Comparison
Melatonin vs Magnesium Glycinate
Melatonin
Pineal hormone regulating circadian rhythm. Low doses (0.3-1mg) often outperform higher doses for sleep.
Magnesium Glycinate
Chelated magnesium with high bioavailability and minimal laxative effect. The de facto sleep magnesium.
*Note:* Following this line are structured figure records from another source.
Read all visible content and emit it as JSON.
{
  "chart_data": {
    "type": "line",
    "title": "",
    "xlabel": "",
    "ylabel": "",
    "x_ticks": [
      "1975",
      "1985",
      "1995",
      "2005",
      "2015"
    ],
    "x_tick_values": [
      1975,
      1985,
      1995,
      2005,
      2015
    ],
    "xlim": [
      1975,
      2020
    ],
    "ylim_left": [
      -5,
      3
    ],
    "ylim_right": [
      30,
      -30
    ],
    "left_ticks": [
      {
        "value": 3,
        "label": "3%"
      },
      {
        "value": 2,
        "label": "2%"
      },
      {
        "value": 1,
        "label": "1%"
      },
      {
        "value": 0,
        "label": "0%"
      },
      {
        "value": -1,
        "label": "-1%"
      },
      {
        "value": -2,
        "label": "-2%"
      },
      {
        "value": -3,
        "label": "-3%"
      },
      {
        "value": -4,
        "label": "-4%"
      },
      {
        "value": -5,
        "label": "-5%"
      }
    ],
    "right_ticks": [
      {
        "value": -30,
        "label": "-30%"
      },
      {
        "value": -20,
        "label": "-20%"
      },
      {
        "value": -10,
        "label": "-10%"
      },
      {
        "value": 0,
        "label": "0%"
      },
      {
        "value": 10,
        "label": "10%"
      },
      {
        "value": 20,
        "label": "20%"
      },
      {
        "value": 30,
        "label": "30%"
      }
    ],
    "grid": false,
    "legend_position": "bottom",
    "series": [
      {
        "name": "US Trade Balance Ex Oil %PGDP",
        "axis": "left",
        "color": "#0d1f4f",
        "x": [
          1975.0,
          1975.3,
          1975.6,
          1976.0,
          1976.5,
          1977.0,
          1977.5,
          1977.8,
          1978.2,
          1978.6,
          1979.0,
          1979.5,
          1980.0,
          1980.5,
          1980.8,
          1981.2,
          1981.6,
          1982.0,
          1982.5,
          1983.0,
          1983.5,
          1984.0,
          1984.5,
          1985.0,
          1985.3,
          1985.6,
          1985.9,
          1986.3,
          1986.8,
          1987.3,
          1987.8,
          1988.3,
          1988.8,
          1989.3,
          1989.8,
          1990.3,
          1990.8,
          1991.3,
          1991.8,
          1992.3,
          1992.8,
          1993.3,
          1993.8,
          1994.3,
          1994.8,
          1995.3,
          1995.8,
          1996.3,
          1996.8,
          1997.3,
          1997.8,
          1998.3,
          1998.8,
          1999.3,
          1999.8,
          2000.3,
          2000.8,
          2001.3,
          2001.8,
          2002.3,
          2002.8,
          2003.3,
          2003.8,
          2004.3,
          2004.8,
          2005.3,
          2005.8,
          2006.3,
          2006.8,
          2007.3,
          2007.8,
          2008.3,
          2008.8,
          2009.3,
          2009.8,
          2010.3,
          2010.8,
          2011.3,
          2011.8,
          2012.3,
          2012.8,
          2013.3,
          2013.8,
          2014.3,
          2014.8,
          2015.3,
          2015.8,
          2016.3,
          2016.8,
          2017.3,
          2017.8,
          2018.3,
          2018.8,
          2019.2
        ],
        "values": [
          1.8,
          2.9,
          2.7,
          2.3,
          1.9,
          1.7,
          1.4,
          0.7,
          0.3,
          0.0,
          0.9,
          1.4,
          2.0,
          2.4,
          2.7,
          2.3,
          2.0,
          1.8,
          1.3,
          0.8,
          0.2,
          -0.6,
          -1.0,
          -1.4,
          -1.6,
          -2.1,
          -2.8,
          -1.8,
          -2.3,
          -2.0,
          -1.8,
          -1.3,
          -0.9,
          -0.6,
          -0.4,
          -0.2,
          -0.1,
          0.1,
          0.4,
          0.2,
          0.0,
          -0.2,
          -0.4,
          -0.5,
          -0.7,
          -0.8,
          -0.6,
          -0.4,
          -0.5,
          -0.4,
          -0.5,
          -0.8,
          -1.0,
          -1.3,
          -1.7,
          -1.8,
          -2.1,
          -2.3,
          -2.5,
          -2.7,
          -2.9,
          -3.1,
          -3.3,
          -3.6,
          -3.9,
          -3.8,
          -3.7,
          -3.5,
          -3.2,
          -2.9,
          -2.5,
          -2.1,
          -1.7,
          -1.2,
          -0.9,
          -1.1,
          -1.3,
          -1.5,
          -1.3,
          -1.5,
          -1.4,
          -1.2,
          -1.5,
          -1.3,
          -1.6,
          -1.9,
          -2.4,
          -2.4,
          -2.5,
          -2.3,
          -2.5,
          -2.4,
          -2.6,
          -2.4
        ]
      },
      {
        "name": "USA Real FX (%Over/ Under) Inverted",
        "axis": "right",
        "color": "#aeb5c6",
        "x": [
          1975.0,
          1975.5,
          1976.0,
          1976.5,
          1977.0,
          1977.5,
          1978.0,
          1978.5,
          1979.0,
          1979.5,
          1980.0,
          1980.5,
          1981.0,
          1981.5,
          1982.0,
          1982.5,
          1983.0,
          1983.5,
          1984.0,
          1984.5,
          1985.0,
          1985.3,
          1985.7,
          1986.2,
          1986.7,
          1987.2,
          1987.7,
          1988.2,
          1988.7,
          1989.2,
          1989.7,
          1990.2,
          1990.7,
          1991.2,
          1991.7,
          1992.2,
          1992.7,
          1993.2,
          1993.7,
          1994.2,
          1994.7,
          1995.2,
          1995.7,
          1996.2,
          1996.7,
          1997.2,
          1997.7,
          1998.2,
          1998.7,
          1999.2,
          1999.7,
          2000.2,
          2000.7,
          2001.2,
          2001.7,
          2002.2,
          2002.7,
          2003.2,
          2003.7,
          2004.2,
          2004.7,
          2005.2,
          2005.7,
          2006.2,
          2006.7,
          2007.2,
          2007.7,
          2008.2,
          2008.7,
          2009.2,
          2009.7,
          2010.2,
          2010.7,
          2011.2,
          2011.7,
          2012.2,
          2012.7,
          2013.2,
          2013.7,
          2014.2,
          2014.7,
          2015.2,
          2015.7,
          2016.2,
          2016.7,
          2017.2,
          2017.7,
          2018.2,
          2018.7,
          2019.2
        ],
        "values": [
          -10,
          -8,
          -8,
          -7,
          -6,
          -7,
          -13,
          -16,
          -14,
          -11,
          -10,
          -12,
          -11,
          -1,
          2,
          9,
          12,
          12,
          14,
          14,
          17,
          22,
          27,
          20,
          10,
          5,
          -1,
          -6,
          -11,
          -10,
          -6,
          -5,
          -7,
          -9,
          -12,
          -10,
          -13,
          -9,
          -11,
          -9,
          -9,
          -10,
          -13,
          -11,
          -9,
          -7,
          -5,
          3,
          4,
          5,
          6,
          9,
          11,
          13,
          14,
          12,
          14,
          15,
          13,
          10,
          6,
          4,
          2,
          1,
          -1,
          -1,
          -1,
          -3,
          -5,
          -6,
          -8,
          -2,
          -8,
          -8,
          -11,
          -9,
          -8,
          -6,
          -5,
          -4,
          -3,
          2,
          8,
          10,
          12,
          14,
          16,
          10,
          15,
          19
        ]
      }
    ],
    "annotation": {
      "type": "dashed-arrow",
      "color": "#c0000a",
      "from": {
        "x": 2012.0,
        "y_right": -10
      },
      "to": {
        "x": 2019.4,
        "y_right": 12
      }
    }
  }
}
| Field | Melatonin | Magnesium Glycinate |
|---|---|---|
| Category | neuroprotective | neuroprotective |
| Dose range | 0.3–3mg | 200–400mg |
| Half-life | 1h | — |
| Onset | 30min | — |
| Evidence | EVIDENCEA | EVIDENCEB |
| Safety | ●●●●● | ●●●●● |
| Legal (US) | USOTC | USOTC |
| PubMed refs | 28000 | 1200 |
The comparison in plain English
Auto-generated from dataMelatonin and Magnesium Glycinate are both in the neuroprotective category respectively. Melatonin Pineal hormone regulating circadian rhythm. Magnesium Glycinate Chelated magnesium with high bioavailability and minimal laxative effect.
Bottom line
Melatonin (evidence A, safety 5/5) has a weaker evidence base than Magnesium Glycinate (evidence B, safety 5/5). Melatonin has the slightly cleaner safety profile. For users new to either, the higher-evidence option is the safer first try.
Choose Melatonin if
Melatonin is the better fit when your goal aligns with its mechanism (Endogenous hormone produced by the pineal gland in response to darkness, signalling the circadian sleep window) and the dose range (0.3–3mg) suits your protocol. Half-life is 1h.
Choose Magnesium Glycinate if
Magnesium Glycinate is the better fit when your goal aligns with its mechanism (Magnesium chelated with glycine for high bioavailability and minimal laxative effect) and the dose range (200–400mg) suits your protocol. Half-life is —h.